Xenia Minton, Design Editor

The holiday season is finally upon us, and you know what that means: half of the national population busting out Mariah Carey’s “All I Want for Christmas is You,” while the rest are waiting until after Thanksgiving to turn up the Christmas tunes.

      The St. Andrew’s community is split; students are expressing their preferences for both sides.

      “I listen to Christmas music before Thanksgiving because it gets me in the holiday spirit, and it gets me excited for the last two months of the year,” Junior Isabella Flores said.

      The excitement that people feel listening to Christmas music really resonates with multiple students.

      “I think Christmas music can definitely be played before Thanksgiving because when I think about those songs, I really connect them to the holiday season in general, and Thanksgiving is obviously a holiday, so it just gets you in the spirit!” Senior Grace Ellen Crongeyer said.

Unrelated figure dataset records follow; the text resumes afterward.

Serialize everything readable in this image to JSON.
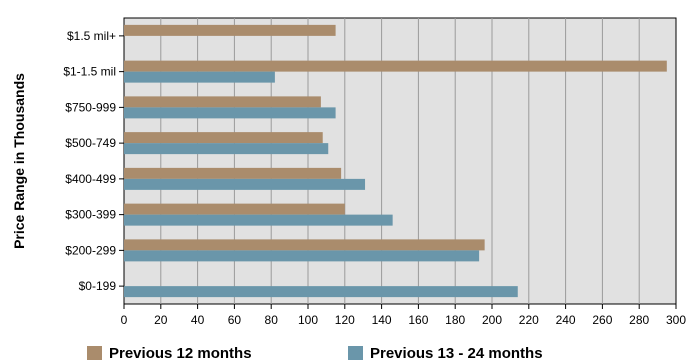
{
  "chart_data": {
    "type": "bar",
    "orientation": "horizontal",
    "ylabel": "Price Range in Thousands",
    "xlabel": "",
    "categories": [
      "$1.5 mil+",
      "$1-1.5 mil",
      "$750-999",
      "$500-749",
      "$400-499",
      "$300-399",
      "$200-299",
      "$0-199"
    ],
    "series": [
      {
        "name": "Previous 12 months",
        "color": "#aa8c6c",
        "values": [
          115,
          295,
          107,
          108,
          118,
          120,
          196,
          0
        ]
      },
      {
        "name": "Previous 13 - 24 months",
        "color": "#6a96aa",
        "values": [
          0,
          82,
          115,
          111,
          131,
          146,
          193,
          214
        ]
      }
    ],
    "xlim": [
      0,
      300
    ],
    "xticks": [
      "0",
      "20",
      "40",
      "60",
      "80",
      "100",
      "120",
      "140",
      "160",
      "180",
      "200",
      "220",
      "240",
      "260",
      "280",
      "300"
    ],
    "grid": true,
    "legend_position": "bottom"
  }
}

      There are also Saints that have been rocking out to Michael Bublé and Pentatonix since November 1.

      “Christmas season starts on November 1, and anyone who disagrees with me on this is profoundly mistaken,” Senior Savannah Grace Gober said. “I am so passionate about this issue that my Christmas music playlist on Spotify is literally called ‘November 1st.’”

      Many students agree with Gober’s outlook.

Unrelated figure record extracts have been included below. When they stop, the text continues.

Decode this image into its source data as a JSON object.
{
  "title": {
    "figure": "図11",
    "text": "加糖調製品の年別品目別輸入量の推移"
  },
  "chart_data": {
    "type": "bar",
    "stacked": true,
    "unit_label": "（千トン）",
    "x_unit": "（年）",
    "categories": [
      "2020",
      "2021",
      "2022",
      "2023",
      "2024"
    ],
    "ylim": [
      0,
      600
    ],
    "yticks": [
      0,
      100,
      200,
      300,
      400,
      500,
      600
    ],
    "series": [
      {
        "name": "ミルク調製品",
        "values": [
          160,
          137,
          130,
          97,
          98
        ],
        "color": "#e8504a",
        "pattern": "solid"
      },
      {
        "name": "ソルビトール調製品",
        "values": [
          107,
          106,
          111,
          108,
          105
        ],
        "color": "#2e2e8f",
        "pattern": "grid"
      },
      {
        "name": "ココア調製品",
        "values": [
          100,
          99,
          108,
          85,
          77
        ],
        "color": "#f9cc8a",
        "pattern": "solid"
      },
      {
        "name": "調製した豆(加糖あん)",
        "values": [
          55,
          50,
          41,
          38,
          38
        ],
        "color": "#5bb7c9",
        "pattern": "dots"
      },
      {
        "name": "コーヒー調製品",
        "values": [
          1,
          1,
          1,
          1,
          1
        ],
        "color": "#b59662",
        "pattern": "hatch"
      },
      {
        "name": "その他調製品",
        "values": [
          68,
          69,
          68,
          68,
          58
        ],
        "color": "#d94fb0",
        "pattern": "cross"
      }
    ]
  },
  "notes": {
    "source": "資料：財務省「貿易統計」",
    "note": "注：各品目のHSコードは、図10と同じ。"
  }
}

      “Christmas music is totally fair game immediately after October 31st!” Senior Alisa Hill said. “We all deserve to indulge in the joy of Christmas – especially this year – for as long as we want.”

      Not every student feels this way. Others believe that listening to Christmas music before Thanksgiving shows disrespect for the famed turkey holiday.

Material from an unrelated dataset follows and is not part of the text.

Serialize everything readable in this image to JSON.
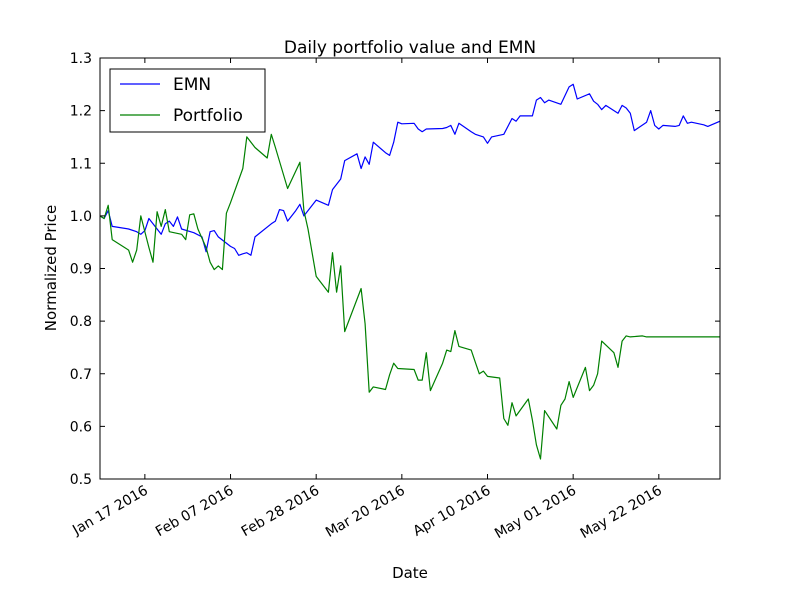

      “I definitely think Christmas music should be played after Thanksgiving, or else Thanksgiving itself will be overlooked,” Senior Allison Santa-Cruz said. “It’s an important holiday because it reminds us to be thankful and loving to our communities and families, and if Christmas music is already playing, everyone will just be thinking about presents!”

      Other Saints agree with Allison’s reasoning for waiting to play the holiday songs after Thanksgiving.

      “I always think Christmas music shouldn’t be played before Thanksgiving because by the time Christmas comes around it feels overplayed,” Senior Ashlynn Payne said. “People should focus on being thankful during Thanksgiving instead of skipping the holiday.”

      The people have spoken. On a school-wide poll in Rowdie, eighty-eight upper schoolers voted with fifty-two people saying Christmas music should be played after Thanksgiving, while thirty-six people said the jamming out should start on November 1.

      No matter which you prefer, the season’s greetings are here and they’re here to stay! After a difficult year, we all deserve some good ol’ holiday cheer–regardless of how or when you choose to turn up the aux to your favorite Christmas songs.